Plan B
Aufgewachsen im Londoner Problemviertel Forrest Gate, prügelnde Stiefväter, Alkoholismus, Drogenvergangenheit. Das ist der Stoff, aus dem Plattenfirmen ihre Sternchen formen. Plan B ist eines davon. Und doch irgendwie völlig anders.
Als Ben Drew sein Debüt veröffentlicht, geht ein Aufschrei durch den konservativen Teil der britischen Gesellschaft. Plan B erdreistet sich, in "Kidz" über den Mord an Damilola Taylor aus Sicht der Täter zu rappen. Taylor war 2000 im Alter von elf Jahren von kaum älteren Jungs auf offener Straße erstochen worden. Ein ganzes Land verfällt in Trauer und Wut.
Männer wie der spätere Premierminister David Cameron reagieren allzu reaktionär, ohne zu hinterfragen: Ein Verbot muss her. Das Gros der Kritiker und Fans interessiert diese Meinung herzlich wenig, "Who Needs Action When You Got Words" avanciert zum Underground-Hit. Ein weißer Junge aus dem sozialen Wohnungsbau, der mit einer Gitarre auf der Bühne steht und rappt. Parallelen zu Eminem sind schnell gezogen.
"Ich sehe Musik als Musik. Bezüglich der Gitarren-Sache dachte ich: 'Wieso eigentlich nicht?' Je weiter ich damit ging, desto mehr bemerkte ich, dass die Leute davon geschockt sind.

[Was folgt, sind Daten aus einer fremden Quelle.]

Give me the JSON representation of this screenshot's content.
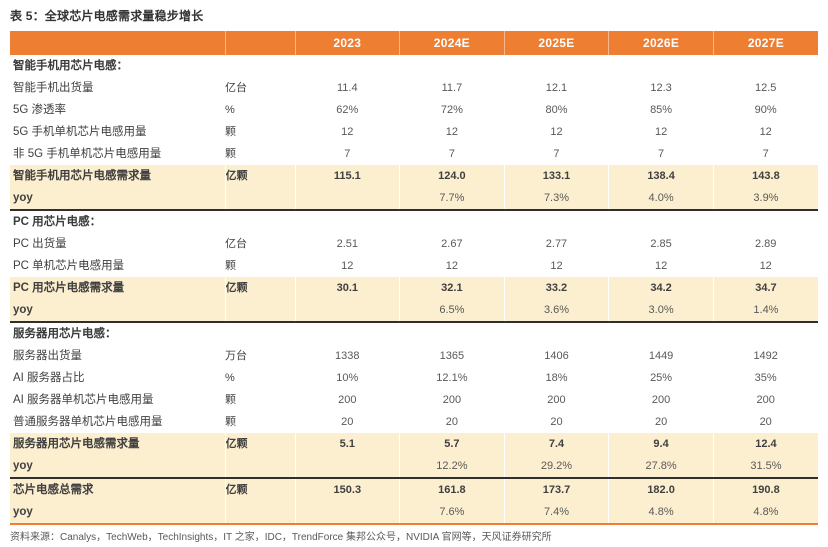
{
  "title": "表 5：全球芯片电感需求量稳步增长",
  "colors": {
    "header_bg": "#EE7E32",
    "header_text": "#FFFFFF",
    "highlight_bg": "#FCEFD0",
    "divider": "#2F2F2F",
    "body_text": "#595959"
  },
  "table": {
    "header": [
      "",
      "",
      "2023",
      "2024E",
      "2025E",
      "2026E",
      "2027E"
    ],
    "rows": [
      {
        "style": "section",
        "divider": false,
        "label": "智能手机用芯片电感：",
        "unit": "",
        "values": [
          "",
          "",
          "",
          "",
          ""
        ]
      },
      {
        "style": "data",
        "divider": false,
        "label": "智能手机出货量",
        "unit": "亿台",
        "values": [
          "11.4",
          "11.7",
          "12.1",
          "12.3",
          "12.5"
        ]
      },
      {
        "style": "data",
        "divider": false,
        "label": "5G 渗透率",
        "unit": "%",
        "values": [
          "62%",
          "72%",
          "80%",
          "85%",
          "90%"
        ]
      },
      {
        "style": "data",
        "divider": false,
        "label": "5G 手机单机芯片电感用量",
        "unit": "颗",
        "values": [
          "12",
          "12",
          "12",
          "12",
          "12"
        ]
      },
      {
        "style": "data",
        "divider": false,
        "label": "非 5G 手机单机芯片电感用量",
        "unit": "颗",
        "values": [
          "7",
          "7",
          "7",
          "7",
          "7"
        ]
      },
      {
        "style": "highlight",
        "divider": false,
        "label": "智能手机用芯片电感需求量",
        "unit": "亿颗",
        "values": [
          "115.1",
          "124.0",
          "133.1",
          "138.4",
          "143.8"
        ]
      },
      {
        "style": "yoy",
        "divider": true,
        "label": "yoy",
        "unit": "",
        "values": [
          "",
          "7.7%",
          "7.3%",
          "4.0%",
          "3.9%"
        ]
      },
      {
        "style": "section",
        "divider": false,
        "label": "PC 用芯片电感：",
        "unit": "",
        "values": [
          "",
          "",
          "",
          "",
          ""
        ]
      },
      {
        "style": "data",
        "divider": false,
        "label": "PC 出货量",
        "unit": "亿台",
        "values": [
          "2.51",
          "2.67",
          "2.77",
          "2.85",
          "2.89"
        ]
      },
      {
        "style": "data",
        "divider": false,
        "label": "PC 单机芯片电感用量",
        "unit": "颗",
        "values": [
          "12",
          "12",
          "12",
          "12",
          "12"
        ]
      },
      {
        "style": "highlight",
        "divider": false,
        "label": "PC 用芯片电感需求量",
        "unit": "亿颗",
        "values": [
          "30.1",
          "32.1",
          "33.2",
          "34.2",
          "34.7"
        ]
      },
      {
        "style": "yoy",
        "divider": true,
        "label": "yoy",
        "unit": "",
        "values": [
          "",
          "6.5%",
          "3.6%",
          "3.0%",
          "1.4%"
        ]
      },
      {
        "style": "section",
        "divider": false,
        "label": "服务器用芯片电感：",
        "unit": "",
        "values": [
          "",
          "",
          "",
          "",
          ""
        ]
      },
      {
        "style": "data",
        "divider": false,
        "label": "服务器出货量",
        "unit": "万台",
        "values": [
          "1338",
          "1365",
          "1406",
          "1449",
          "1492"
        ]
      },
      {
        "style": "data",
        "divider": false,
        "label": "AI 服务器占比",
        "unit": "%",
        "values": [
          "10%",
          "12.1%",
          "18%",
          "25%",
          "35%"
        ]
      },
      {
        "style": "data",
        "divider": false,
        "label": "AI 服务器单机芯片电感用量",
        "unit": "颗",
        "values": [
          "200",
          "200",
          "200",
          "200",
          "200"
        ]
      },
      {
        "style": "data",
        "divider": false,
        "label": "普通服务器单机芯片电感用量",
        "unit": "颗",
        "values": [
          "20",
          "20",
          "20",
          "20",
          "20"
        ]
      },
      {
        "style": "highlight",
        "divider": false,
        "label": "服务器用芯片电感需求量",
        "unit": "亿颗",
        "values": [
          "5.1",
          "5.7",
          "7.4",
          "9.4",
          "12.4"
        ]
      },
      {
        "style": "yoy",
        "divider": true,
        "label": "yoy",
        "unit": "",
        "values": [
          "",
          "12.2%",
          "29.2%",
          "27.8%",
          "31.5%"
        ]
      },
      {
        "style": "highlight",
        "divider": false,
        "label": "芯片电感总需求",
        "unit": "亿颗",
        "values": [
          "150.3",
          "161.8",
          "173.7",
          "182.0",
          "190.8"
        ]
      },
      {
        "style": "yoy",
        "divider": false,
        "label": "yoy",
        "unit": "",
        "values": [
          "",
          "7.6%",
          "7.4%",
          "4.8%",
          "4.8%"
        ]
      }
    ]
  },
  "footer": "资料来源：Canalys，TechWeb，TechInsights，IT 之家，IDC，TrendForce 集邦公众号，NVIDIA 官网等，天风证券研究所"
}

Das hat mir diese ganze Presse beschert", erzählt er der BBC. Rage Against The Machine, Kurt Cobain und The Prodigy seien seine Einflüsse. Allesamt Künstler, die für ihren ganz eigenen, persönlichen Stil stehen.
Die Gitarre ist sicher ein Punkt für Drews steigende Bekanntheit, es gibt derer jedoch mehrere: Zum einen ziehen sich Schimpftiraden derart durch die Platte, dass sie wie das Morsealphabet klänge, würde man die Kraftausdrücke auspiepen.
Zum anderen spiegelt der Titel des Albums, ein Zitat aus dem Meat Puppets-Cover und Nirvana-Klassiker "Plateau", nicht gerade Ben Drews Lebensmotto wider: Saufgelage, Drogenbesitz, Schlägereien sind mehr oder weniger an der Tagesordnung. Die Delikte summieren sich, bis die Gerichte durchgreifen. Eine Bewährungsstrafe und die Verpflichtung, ein Anti-Aggressions-Training zu absolvieren, sollen den Londoner zur Räson bringen.
Mit Erfolg, er habe die Wut, die ihn lange Zeit antrieb, im Griff, erzählt er dem Spiegel anlässlich der Veröffentlichung seiner zweiten LP "The Defamation Of Strickland Banks". Es ist ein Soul-Album der alten Schule, wie ein Relikt aus vergangenen Zeiten. Und der dritte Aspekt seiner Bekanntheit: Ben Drew ist musikalisch wie textlich wandelbar und ein Geschichtenerzähler wie kaum ein Zweiter.
Das Konzeptalbum über den unschuldig verknackten, fiktiven Soulstar Strickland Banks wird zum Megahit auf der Insel. Monatelang führt die Platte die britischen Charts an, bevor der Erfolg langsam Richtung Resteuropa schwappt. Die Feuilletons sind voll des Lobs. Alle Welt fragt sich, wie aus dem wüsten Rapper in kurzer Zeit ein gefühlvoller Soulsänger werden konnte.
"Ich bin halt mit dem Talent gesegnet, Musikstile zu verstehen und perfekt zu absorbieren. Als Teenager habe ich Soul entdeckt, aber dann kam Hip Hop dazwischen. Vor allem erzähle ich gern Geschichten, und Musik liefert mir dazu den Hintergrund, das muss eben nicht unbedingt Soul sein." Zudem habe er bereits als Jugendlicher massenhaft R'n'B-Liebeslieder geschrieben, diese jedoch nie veröffentlicht.
Nebenbei verschafft ihm die Gabe, sich in unterschiedliche Charaktere glaubhaft hineinversetzen zu können, einige Filmrollen. 2009 stellt er in "Harry Brown" sogar neben Michael Caine einen der Hauptcharaktere dar. Natürlich mimt er den Bösewicht.
Im realen Leben bleibt Plan B allerdings Ben Drew. Im ZDF-Kulturmagazin Aspekte entgegnet er unverhohlen, provokativ, undiplomatisch und authentisch auf die Kritiker, die ihn mittlerweile feiern, wenige Jahre zuvor jedoch noch als zornigen weißen Jungen aus der Unterschicht belächelten: "Danke, dass ihr meine Platte liebt, schön, dass ihr meine Fans seid. Aber fickt euch."